Facing this relentless pressure, Taiwan has not remained passive. It has invested heavily, both economically and institutionally, to build a cyber-resilient society capable of enduring sustained digital assault.
Taiwan's defensive evolution
Since 2001, the National Information and Communication Security Taskforce has released seven key cybersecurity plans. The most recent phase of the National Cybersecurity Development Program, worth NT$8.8 billion (US$301 million), was announced in 2025 and will extend to 2028.

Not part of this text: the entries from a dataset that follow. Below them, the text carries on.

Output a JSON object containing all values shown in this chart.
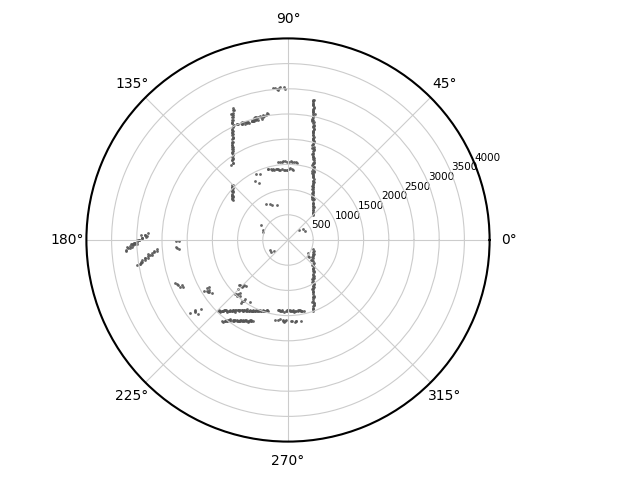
{
  "title": "",
  "background_color": "#ffffff",
  "r_max": 4000,
  "r_ticks": [
    500,
    1000,
    1500,
    2000,
    2500,
    3000,
    3500,
    4000
  ],
  "theta_ticks_deg": [
    0,
    45,
    90,
    135,
    180,
    225,
    270,
    315
  ],
  "theta_labels": [
    "0°",
    "45°",
    "90°",
    "135°",
    "180°",
    "225°",
    "270°",
    "315°"
  ],
  "point_color": "#555555",
  "point_size": 4,
  "point_alpha": 0.9,
  "grid_color": "#cccccc",
  "spine_color": "#000000",
  "spine_linewidth": 1.5,
  "fig_width": 6.4,
  "fig_height": 4.8
}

Across the years, Taiwan has gradually expanded its cyber resilience from basic defense infrastructure to legal frameworks, talent development, and public-private coordination. Over time, these policies strengthened critical infrastructure protection, incident response, and whole-of-society preparedness against evolving cyber threats.
The Whole-of-Society Resilience initiative, launched by President Lai Chinge-te (賴清德) in early 2024, reveals how Taiwan has adapted to its cyber environment — through transparency and shared efforts across Taiwanese society.

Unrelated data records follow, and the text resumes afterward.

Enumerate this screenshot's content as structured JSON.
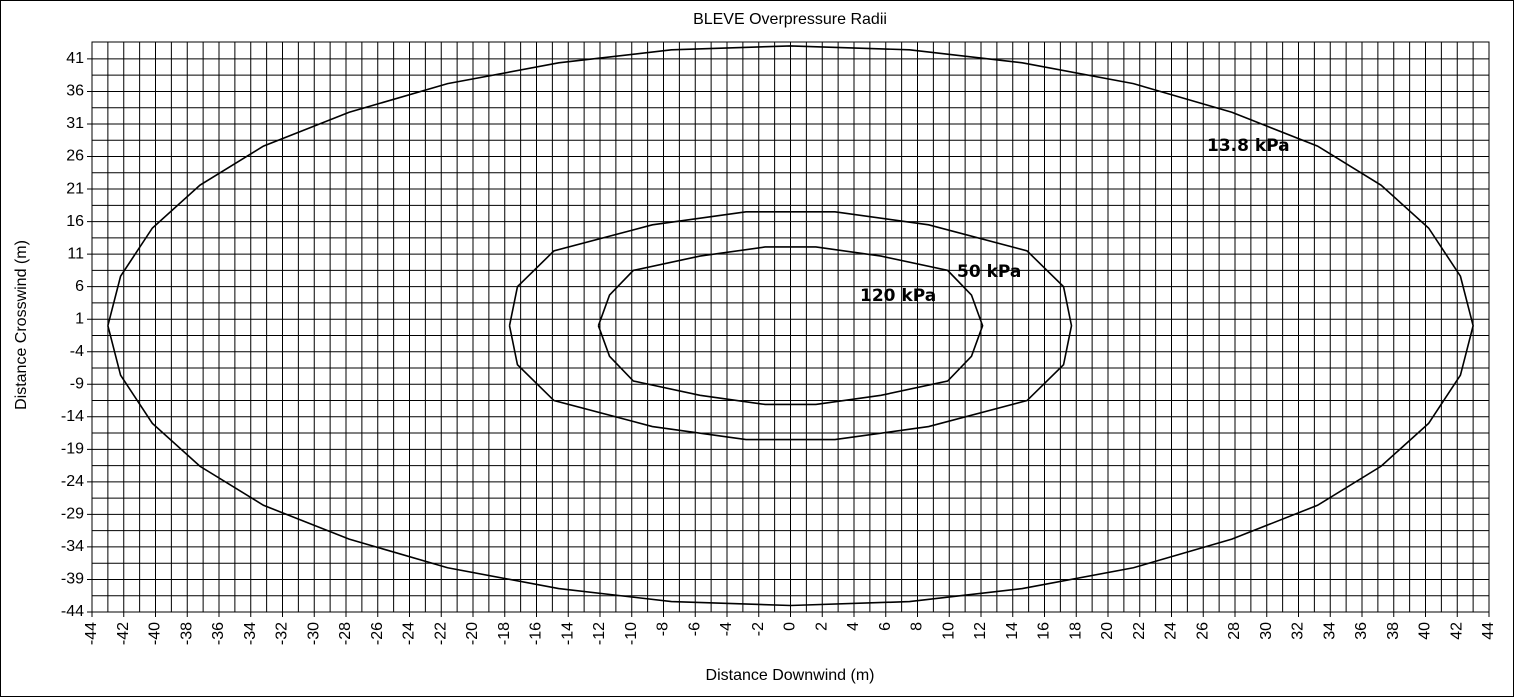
{
  "chart_data": {
    "type": "line",
    "title": "BLEVE Overpressure Radii",
    "x_label": "Distance Downwind (m)",
    "y_label": "Distance Crosswind (m)",
    "xlim": [
      -44,
      44
    ],
    "ylim": [
      -44,
      43.6
    ],
    "xticks": [
      -44,
      -42,
      -40,
      -38,
      -36,
      -34,
      -32,
      -30,
      -28,
      -26,
      -24,
      -22,
      -20,
      -18,
      -16,
      -14,
      -12,
      -10,
      -8,
      -6,
      -4,
      -2,
      0,
      2,
      4,
      6,
      8,
      10,
      12,
      14,
      16,
      18,
      20,
      22,
      24,
      26,
      28,
      30,
      32,
      34,
      36,
      38,
      40,
      42,
      44
    ],
    "yticks": [
      -44,
      -39,
      -34,
      -29,
      -24,
      -19,
      -14,
      -9,
      -4,
      1,
      6,
      11,
      16,
      21,
      26,
      31,
      36,
      41
    ],
    "minor_xgrid": [
      -43,
      -41,
      -39,
      -37,
      -35,
      -33,
      -31,
      -29,
      -27,
      -25,
      -23,
      -21,
      -19,
      -17,
      -15,
      -13,
      -11,
      -9,
      -7,
      -5,
      -3,
      -1,
      1,
      3,
      5,
      7,
      9,
      11,
      13,
      15,
      17,
      19,
      21,
      23,
      25,
      27,
      29,
      31,
      33,
      35,
      37,
      39,
      41,
      43
    ],
    "minor_ygrid": [
      -41.5,
      -36.5,
      -31.5,
      -26.5,
      -21.5,
      -16.5,
      -11.5,
      -6.5,
      -1.5,
      3.5,
      8.5,
      13.5,
      18.5,
      23.5,
      28.5,
      33.5,
      38.5
    ],
    "grid": true,
    "series": [
      {
        "name": "13.8 kPa",
        "color": "#000000",
        "x": [
          -43,
          -42.2,
          -40.2,
          -37.2,
          -33.2,
          -27.8,
          -21.6,
          -14.6,
          -7.5,
          0,
          7.5,
          14.6,
          21.6,
          27.8,
          33.2,
          37.2,
          40.2,
          42.2,
          43,
          42.2,
          40.2,
          37.2,
          33.2,
          27.8,
          21.6,
          14.6,
          7.5,
          0,
          -7.5,
          -14.6,
          -21.6,
          -27.8,
          -33.2,
          -37.2,
          -40.2,
          -42.2,
          -43
        ],
        "values": [
          0,
          7.6,
          15,
          21.6,
          27.6,
          32.8,
          37.2,
          40.4,
          42.4,
          43,
          42.4,
          40.4,
          37.2,
          32.8,
          27.6,
          21.6,
          15,
          7.6,
          0,
          -7.6,
          -15,
          -21.6,
          -27.6,
          -32.8,
          -37.2,
          -40.4,
          -42.4,
          -43,
          -42.4,
          -40.4,
          -37.2,
          -32.8,
          -27.6,
          -21.6,
          -15,
          -7.6,
          0
        ]
      },
      {
        "name": "50 kPa",
        "color": "#000000",
        "x": [
          -17.7,
          -17.2,
          -14.9,
          -8.7,
          -2.8,
          2.8,
          8.7,
          14.9,
          17.2,
          17.7,
          17.2,
          14.9,
          8.7,
          2.8,
          -2.8,
          -8.7,
          -14.9,
          -17.2,
          -17.7
        ],
        "values": [
          0,
          6,
          11.5,
          15.5,
          17.5,
          17.5,
          15.5,
          11.5,
          6,
          0,
          -6,
          -11.5,
          -15.5,
          -17.5,
          -17.5,
          -15.5,
          -11.5,
          -6,
          0
        ]
      },
      {
        "name": "120 kPa",
        "color": "#000000",
        "x": [
          -12.1,
          -11.4,
          -9.9,
          -5.7,
          -1.6,
          1.6,
          5.7,
          9.9,
          11.4,
          12.1,
          11.4,
          9.9,
          5.7,
          1.6,
          -1.6,
          -5.7,
          -9.9,
          -11.4,
          -12.1
        ],
        "values": [
          0,
          4.7,
          8.5,
          10.7,
          12.1,
          12.1,
          10.7,
          8.5,
          4.7,
          0,
          -4.7,
          -8.5,
          -10.7,
          -12.1,
          -12.1,
          -10.7,
          -8.5,
          -4.7,
          0
        ]
      }
    ]
  }
}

A fragmented response cannot effectively face the scale of attacks against Taiwan, and a cohesive answer is therefore necessary. Digital literacy campaigns, fact checkers, and cyber-resilience drills highlight a national effort to resist cyber pressures.

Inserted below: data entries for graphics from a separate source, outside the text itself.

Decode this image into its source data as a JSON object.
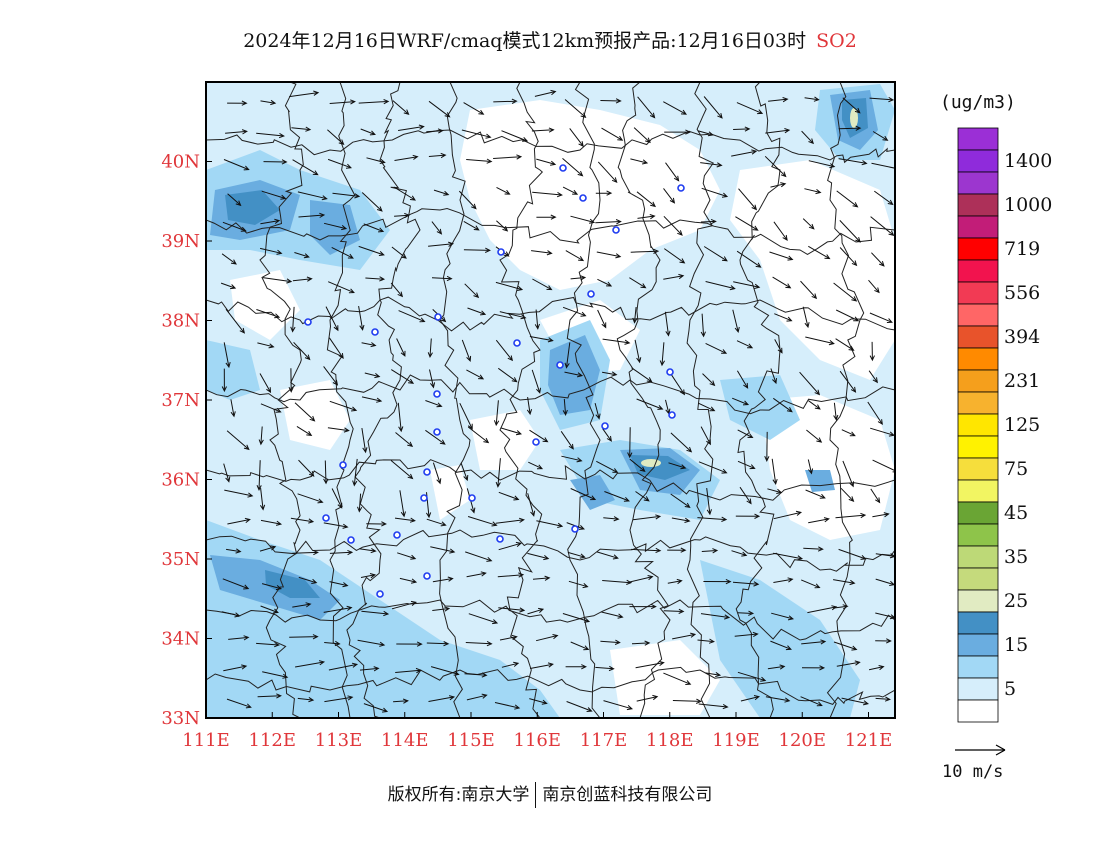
{
  "title": {
    "main": "2024年12月16日WRF/cmaq模式12km预报产品:12月16日03时",
    "pollutant": "SO2"
  },
  "map": {
    "lat_labels": [
      "40N",
      "39N",
      "38N",
      "37N",
      "36N",
      "35N",
      "34N",
      "33N"
    ],
    "lon_labels": [
      "111E",
      "112E",
      "113E",
      "114E",
      "115E",
      "116E",
      "117E",
      "118E",
      "119E",
      "120E",
      "121E"
    ],
    "lat_range": [
      33,
      41
    ],
    "lon_range": [
      111,
      121.4
    ],
    "axis_label_color": "#e0363a",
    "city_marker_color": "#1f3cf0"
  },
  "legend": {
    "unit": "(ug/m3)",
    "levels": [
      {
        "label": "",
        "color": "#9b2fd6"
      },
      {
        "label": "1400",
        "color": "#8f2bdb"
      },
      {
        "label": "",
        "color": "#9c36cf"
      },
      {
        "label": "1000",
        "color": "#ad3059"
      },
      {
        "label": "",
        "color": "#c21d78"
      },
      {
        "label": "719",
        "color": "#ff0000"
      },
      {
        "label": "",
        "color": "#f2134e"
      },
      {
        "label": "556",
        "color": "#f23a54"
      },
      {
        "label": "",
        "color": "#ff6666"
      },
      {
        "label": "394",
        "color": "#e8532b"
      },
      {
        "label": "",
        "color": "#ff8a00"
      },
      {
        "label": "231",
        "color": "#f59f1c"
      },
      {
        "label": "",
        "color": "#f7b22e"
      },
      {
        "label": "125",
        "color": "#ffe600"
      },
      {
        "label": "",
        "color": "#fff200"
      },
      {
        "label": "75",
        "color": "#f6de3c"
      },
      {
        "label": "",
        "color": "#f2f562"
      },
      {
        "label": "45",
        "color": "#6aa534"
      },
      {
        "label": "",
        "color": "#8ec44a"
      },
      {
        "label": "35",
        "color": "#bdd977"
      },
      {
        "label": "",
        "color": "#c5da7c"
      },
      {
        "label": "25",
        "color": "#e1ebc2"
      },
      {
        "label": "",
        "color": "#4390c5"
      },
      {
        "label": "15",
        "color": "#6aade0"
      },
      {
        "label": "",
        "color": "#a2d8f5"
      },
      {
        "label": "5",
        "color": "#d6eefb"
      },
      {
        "label": "",
        "color": "#ffffff"
      }
    ],
    "wind_scale_label": "10 m/s"
  },
  "footer": {
    "copyright": "版权所有:南京大学",
    "company": "南京创蓝科技有限公司"
  }
}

Beyond openness and shared efforts, adaptation to evolving threats is also key for Taiwan. Notably, the seventh phase of the National Cybersecurity Development Program represents a structural realignment of Taiwan's national defense priorities, placing unprecedented focus on AI-enabled cyber defense.
This approach has allowed Taiwan to become a democratic model of resilience against autocratic pressures. Yet, Taiwan's investments and innovations risk remaining confined to Taiwan itself.
The lessons learned from defending against 2.63 million daily attacks should inform democratic cyber strategies globally. This requires moving beyond Taiwan's isolation toward meaningful international collaboration.
United democratic front necessary
Mechanisms for expanding such collaboration already exist, though they remain underutilized and politically constrained. Two areas could offer immediate opportunities for deepening cooperation.
First, track 1.5 and track 2 diplomacy through Computer Emergency Response Teams provides practical channels that circumvent political obstacles. Since 2017, TWCERT/CC has participated in the United States “Stop.Think.Connect” program and engages in automatic indicator sharing with US-CERT.
Taiwan also participates in the Asia Pacific Computer Emergency Response Team, offering low-profile avenues for technical exchanges with regional partners. These operational relationships enable real-time threat intelligence sharingwithout requiring formal diplomatic recognition.
Second, securing the global supply chains should be a major incentive for allies to seek increased cyber cooperation with Taiwan. Damage to key semiconductor infrastructures would spread through global supply chains and threaten economic security far beyond Taiwan. As the digital environment grows more hostile, this risk calls for a coordinated response.
Therefore, democratic unity is critical to strengthen resilience: a recent report issued by NATO’s Committee on Democracy and Security highlights how cooperation with like-minded countries facing cyber disinformation operations by China is critical to strengthen resilience.
In this regard, Taiwan is probably the most relevant actor from which to learn. However, when the nation experiencing the world's most intense cyber assault cannot fully share its defensive innovations and threat intelligence, all democracies are weakened.